Weekly docetaxel as second-line chemotherapy in advanced non-small cell lung cancer: phase II trial.

BACKGROUND: Open-label, single-centre Phase II trial evaluating the toxicity and antitumour activity of weekly docetaxel in the second-line management of advanced non-small cell lung cancer (NSCLC). PATIENTS AND METHODS: Treatment comprised docetaxel 35 mg/m2 weekly for 6 weeks followed by 2 weeks' rest for a maximum of 3 cycles.

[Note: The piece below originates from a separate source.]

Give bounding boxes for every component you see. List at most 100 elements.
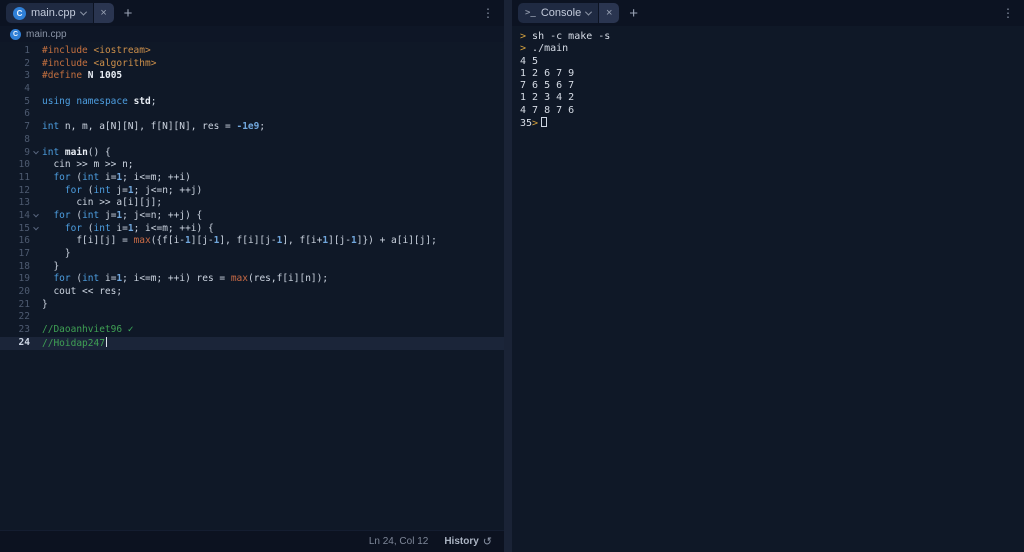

RESULTS: Thirty-six patients received 220 weekly doses of docetaxel. Toxicity was generally mild: no grade 3-4 haematological toxicity; one grade 4 non-haematological event (bloody diarrhoea in a patient with pre-existing colon diverticulitis). Nausea (11%) and asthenia (8%) constituted the main grade 3 non-haematological toxicities. The objective response rate was 11% (14% minor response, 25% stable disease) and the median duration of survival upon the initiation of docetaxel was 160 days, with a 1-year survival rate of 23%.
CONCLUSION: Docetaxel is active and well tolerated in the second-line treatment of advanced NSCLC and appears to yield an improved therapeutic index versus 3-weekly regimens.